Where's That Voice Coming? Continual Learning for Sound Source Localization
Yang Xiao, Rohan Kumar Das
TL;DR
The paper tackles catastrophic forgetting in sound source localization when acoustic configurations change. It introduces CL-SSL, an exemplar-free continual learning framework that creates task-specific sub-networks with lateral connections and a gap-aware scaling mechanism, enabling adaptation across environments without storing past data. The SSL backbone SSNet processes complex STFT features into a spatial spectrum, while a new sub-network is created per task and connected to prior ones via adapters, with a fixed 181-class memory head. Across simulated LibriSpeech-based two-mic data and LOCATA, CL-SSL achieves high accuracy with a modest parameter increase (≈$1.6$M) and outperforms non-CL baselines, approaching, and sometimes exceeding, joint training in challenging settings.
Abstract
Sound source localization (SSL) is essential for many speech-processing applications.
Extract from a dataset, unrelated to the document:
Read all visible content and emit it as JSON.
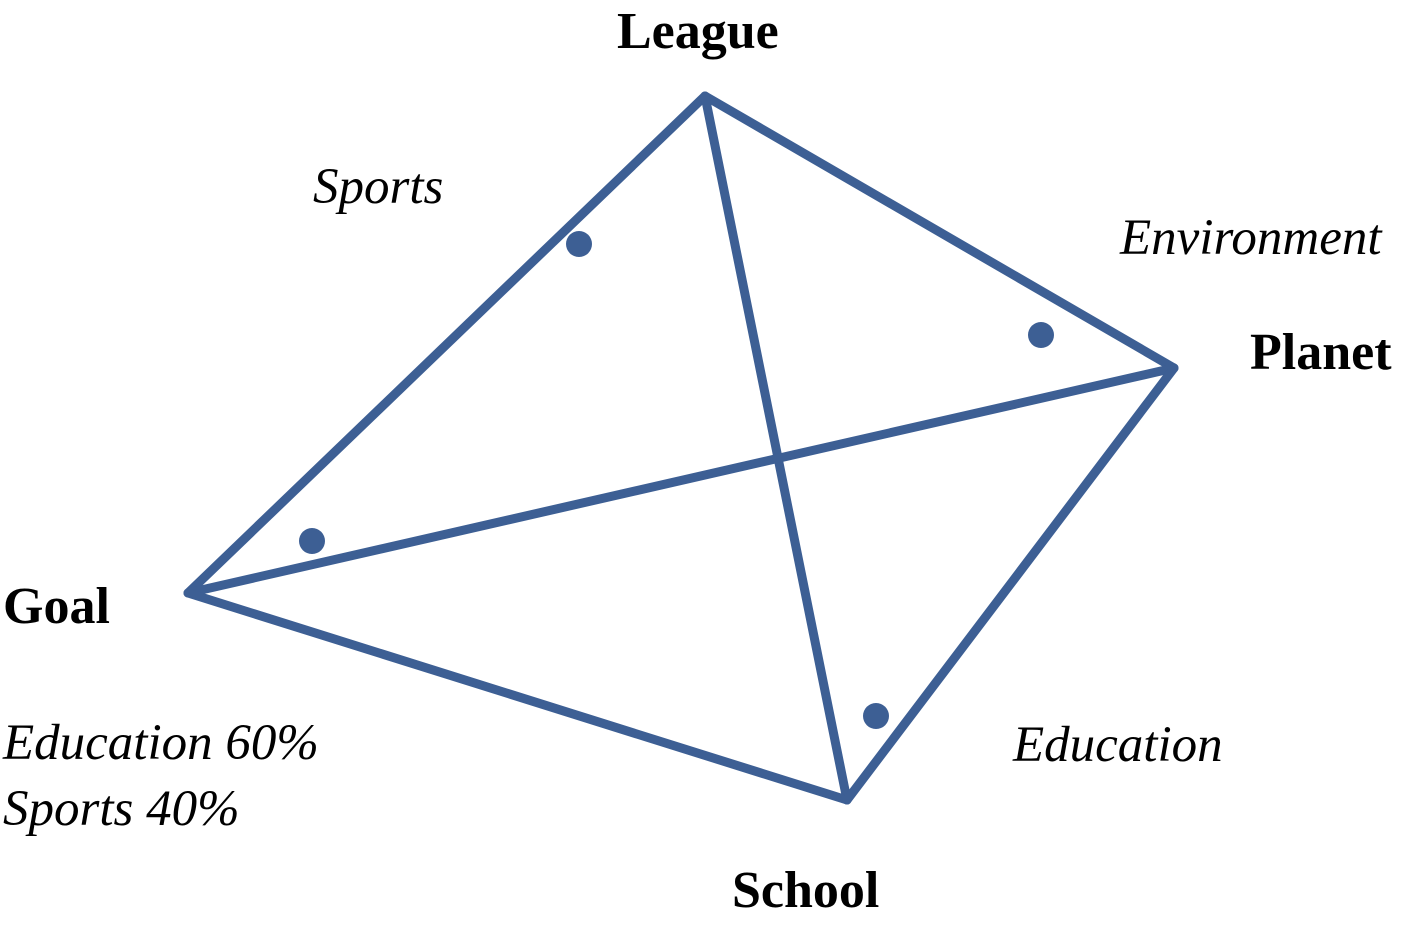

Deep learning models have achieved high performance, but often fail when the training and inference environments differ. Adapting SSL models to dynamic acoustic conditions faces a major challenge: catastrophic forgetting. In this work, we propose an exemplar-free continual learning strategy for SSL (CL-SSL) to address such a forgetting phenomenon. CL-SSL applies task-specific sub-networks to adapt across diverse acoustic environments while retaining previously learned knowledge. It also uses a scaling mechanism to limit parameter growth, ensuring consistent performance across incremental tasks. We evaluated CL-SSL on simulated data with varying microphone distances and real-world data with different noise levels. The results demonstrate CL-SSL's ability to maintain high accuracy with minimal parameter increase, offering an efficient solution for SSL applications.